Substantiation of the potential relevance to cancer of the list of 115 proteins identified as being targeted solely by tumor selective compounds was performed by two independent perspectives. On the one hand, all 115 proteins were scored on the basis of recently derived oncogene probabilities (OncoScores) and checked for currently available experimental data on the up- and down-regulation in colon cancer samples , . On the other hand, we used all drug-target interaction data available from public resources – to rank order all drugs based on the number of known targets within the list of 115 proteins and check for whether cancer was the primary indication among the top ranked. The results provide ample support for the use of the DIVISS approach to identifying cancer-relevant targets.
The OncoScores for all 115 proteins targeted by tumor selective compounds were obtained from the CGPrio website . To assess whether this list of proteins is enriched with probable oncogenes with respect to other lists of proteins, OncoScores were also calculated for all the 46 proteins targeted by normal selective compounds and the 114 proteins shared by the two sets of cell-line selective compounds.
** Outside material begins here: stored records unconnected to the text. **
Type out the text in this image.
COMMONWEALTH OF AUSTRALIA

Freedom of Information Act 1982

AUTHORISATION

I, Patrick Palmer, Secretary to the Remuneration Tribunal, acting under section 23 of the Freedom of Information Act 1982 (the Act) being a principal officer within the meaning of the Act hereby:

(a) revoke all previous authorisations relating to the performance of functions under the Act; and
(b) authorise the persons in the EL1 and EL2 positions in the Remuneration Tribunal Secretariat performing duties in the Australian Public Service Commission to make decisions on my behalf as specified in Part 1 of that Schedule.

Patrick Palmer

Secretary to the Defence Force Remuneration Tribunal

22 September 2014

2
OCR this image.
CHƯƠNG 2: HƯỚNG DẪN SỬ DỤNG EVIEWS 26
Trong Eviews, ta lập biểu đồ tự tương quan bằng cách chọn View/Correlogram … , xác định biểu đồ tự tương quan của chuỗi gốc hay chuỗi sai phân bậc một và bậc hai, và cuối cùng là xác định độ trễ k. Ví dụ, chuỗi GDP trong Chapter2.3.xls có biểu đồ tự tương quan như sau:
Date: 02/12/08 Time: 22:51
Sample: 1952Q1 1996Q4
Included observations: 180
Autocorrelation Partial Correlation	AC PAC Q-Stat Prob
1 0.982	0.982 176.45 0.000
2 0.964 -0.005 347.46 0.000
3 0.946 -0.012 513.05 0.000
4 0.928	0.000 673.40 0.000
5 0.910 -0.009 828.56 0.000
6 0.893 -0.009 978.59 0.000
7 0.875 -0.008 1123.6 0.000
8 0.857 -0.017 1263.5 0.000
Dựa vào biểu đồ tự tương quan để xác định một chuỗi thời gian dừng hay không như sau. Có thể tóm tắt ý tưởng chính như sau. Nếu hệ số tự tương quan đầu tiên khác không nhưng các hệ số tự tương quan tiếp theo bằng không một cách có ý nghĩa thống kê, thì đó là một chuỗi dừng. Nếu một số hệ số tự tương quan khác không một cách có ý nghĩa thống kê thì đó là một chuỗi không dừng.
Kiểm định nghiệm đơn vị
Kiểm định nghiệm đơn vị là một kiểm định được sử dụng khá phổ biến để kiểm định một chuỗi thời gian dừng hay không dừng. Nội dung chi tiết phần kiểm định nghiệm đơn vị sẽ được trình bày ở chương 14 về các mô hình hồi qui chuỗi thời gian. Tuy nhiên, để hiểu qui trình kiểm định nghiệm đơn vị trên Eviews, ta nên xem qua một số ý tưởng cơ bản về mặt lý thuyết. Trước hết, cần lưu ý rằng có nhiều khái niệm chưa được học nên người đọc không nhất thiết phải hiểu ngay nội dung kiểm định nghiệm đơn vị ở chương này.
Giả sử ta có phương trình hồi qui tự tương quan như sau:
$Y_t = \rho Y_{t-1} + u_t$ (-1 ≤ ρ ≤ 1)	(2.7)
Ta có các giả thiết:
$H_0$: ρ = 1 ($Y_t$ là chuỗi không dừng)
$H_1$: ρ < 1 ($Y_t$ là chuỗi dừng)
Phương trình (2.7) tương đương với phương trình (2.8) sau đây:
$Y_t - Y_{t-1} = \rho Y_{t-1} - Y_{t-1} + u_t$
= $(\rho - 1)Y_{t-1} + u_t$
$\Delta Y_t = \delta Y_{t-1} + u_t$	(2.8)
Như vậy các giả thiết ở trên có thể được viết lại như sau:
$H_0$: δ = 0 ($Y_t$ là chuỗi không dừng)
The trends of the cumulative percentage of proteins with OncoScores above a certain probability value found within each list are displayed in Figure 5. As can be observed, it is found that 36.5% of the 115 proteins targeted by tumor selective compounds have an oncogene probability above 0.7 and that, under the same OncoScore cutoff, this percentage is significantly higher than the 8.7% and 19.3% of the 46 proteins targeted by normal selective compounds and the 114 proteins shared by the two sets of compounds, respectively. Having provided evidence that this selection of 115 tumor selective proteins is enriched with putative oncogenes, the IntOGen platform  was then used to inspect whether any protein from the list was in addition known to be significantly altered (corrected p-value <0.05) in terms of up- or down-regulation in colon cancer. A total of 29 of those proteins (25%) could indeed be confirmed to be significantly altered in colon cancer, 10 of which having an OncoScore above 0.7. The OncoScores and regulation marks for the whole list of 115 tumor selective proteins are provided Table S1.
The subset of 42 tumor selective proteins with OncoScore higher than 0.7 is provided in Table 1. Not surprisingly, its composition is highly biased by protein kinases (52%), although there is also an important representation (21%) of transcription factors. Of mention is however the fact that a couple of G protein-coupled receptors (GPCRs) are found in this highly probable oncogene subset, namely, the D(1A) dopamine receptor (DRD1) and the sphingosine 1-phosphate receptor 1 (S1PR1). GPCRs have traditionally been regarded as the main targets for diseases of the central nervous system. But most interestingly, the relevance of GPCRs in cancer drug discovery was revisited recently and the potential role of S1PR1 in particular highlighted .
A close look at the top-20 ranked proteins present in Table 1 reveals that the list contains proteins that may be somewhat unexpected from the viewpoint of its relationship to colorectal cancer. For example, the androgen (AR) and estrogen (both ESR1 and ESR2) nuclear hormone receptors are known to be relevant in prostate and breast cancers, and the alpha-type platelet-derived (PDGFRA) and epidermal (EGFR) growth factor receptors are recognised angiogenesis factors. However, recent studies suggest a role in intestinal carcinogenesis for nuclear receptors in general  and growth factor receptors , including precisely AR , ESR1 , ESR2 , PDGFRA  and EGFR . PDGFRA in particular is also known to be significantly down-regulated in colon cancer . In addition, further evidences exist in the literature of drugs targeting primarily some of those targets and having an effect on the proliferation of human colorectal tumour cell lines, including HCT116 , . Among them, raloxifene is a high affinity binder of both ESR1 and ESR2 and has been reported to inhibit HCT116 cell growth in a dose-dependent manner  and afatinib is a potent EGFR inhibitor that was recently shown to inhibit the growth of HCT116 cell lines with an IC50 value of 1.62 µM . These examples provide ample bibliographical support to the relevance in colon cancer for some of those proteins that would have been otherwise completely overlooked.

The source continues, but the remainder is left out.